Doyle next goes onto talk about the heart of a whale and how it is, “the biggest heart in the world” (Doyle 95). Again, Doyle uses a human to help his argument for the type of heart for which he is trying to convey mentioning, “A child could walk around it” (Doyle 95) and compares the whale to a boy in puberty, for “next to nothing is known of the mating habits, travel patterns, diet, social life, language, social structure, diseases, spirituality, wars, stories, and despairs of the blue whale.” (Doyle 95). Here, Doyle is using the whale to describe the ever-changing confusing period of puberty that all teenagers ace, and the whirlwind of emotions that a teenage heart goes through. He goes on confirm that we do know one thing about the whale in that it likes to travel in pairs, and that their cries and moans can be heard for miles underwater. I see this as a comparison to the type of human hearts that are very mysterious and always on their own. While their hearts may be large and have a lot of capacity of deepness, they also seem to be dark and missing something. They are without something, empty, longing for another. However, we do know that they travel in pairs and have a significant other, possibly a lover. At the bottom of it, Doyle is trying to tell us as readers that these type of people, despite their large chambers, are somber and truly puzzling individuals. 

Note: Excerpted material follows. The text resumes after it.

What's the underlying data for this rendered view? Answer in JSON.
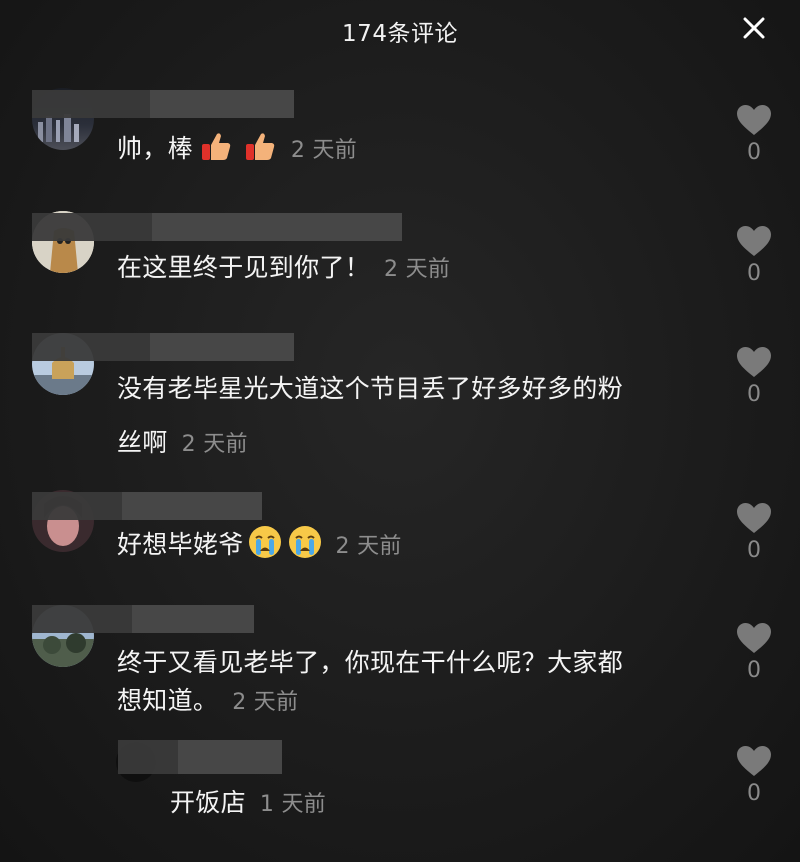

While the course of the story involves Doyle utilizing different animals to portray the vastly different types of people in the world, in the final paragraph, Doyle explains to the readers that although every person’s heart is completely different from each other’s, as some may relate more to that of a hummingbird and some to that of a blue whale, we all share similar feelings and emotions. We all share memories that make us truly feel things inside, and whether they are sad, happy, excited, or optimistic, each and every one of us has it inside of us to connect certain recollections from the past. Doyle is telling us that regardless of if we are living lives like that of a hummingbird: at an extremely fast pace or an adrenaline junkie, or a life like that of a whale: clinging to others, and having a depth in our heart that is truly unexplainable, we all share similar experiences and memories that help us to feel things inside our delicate hearts.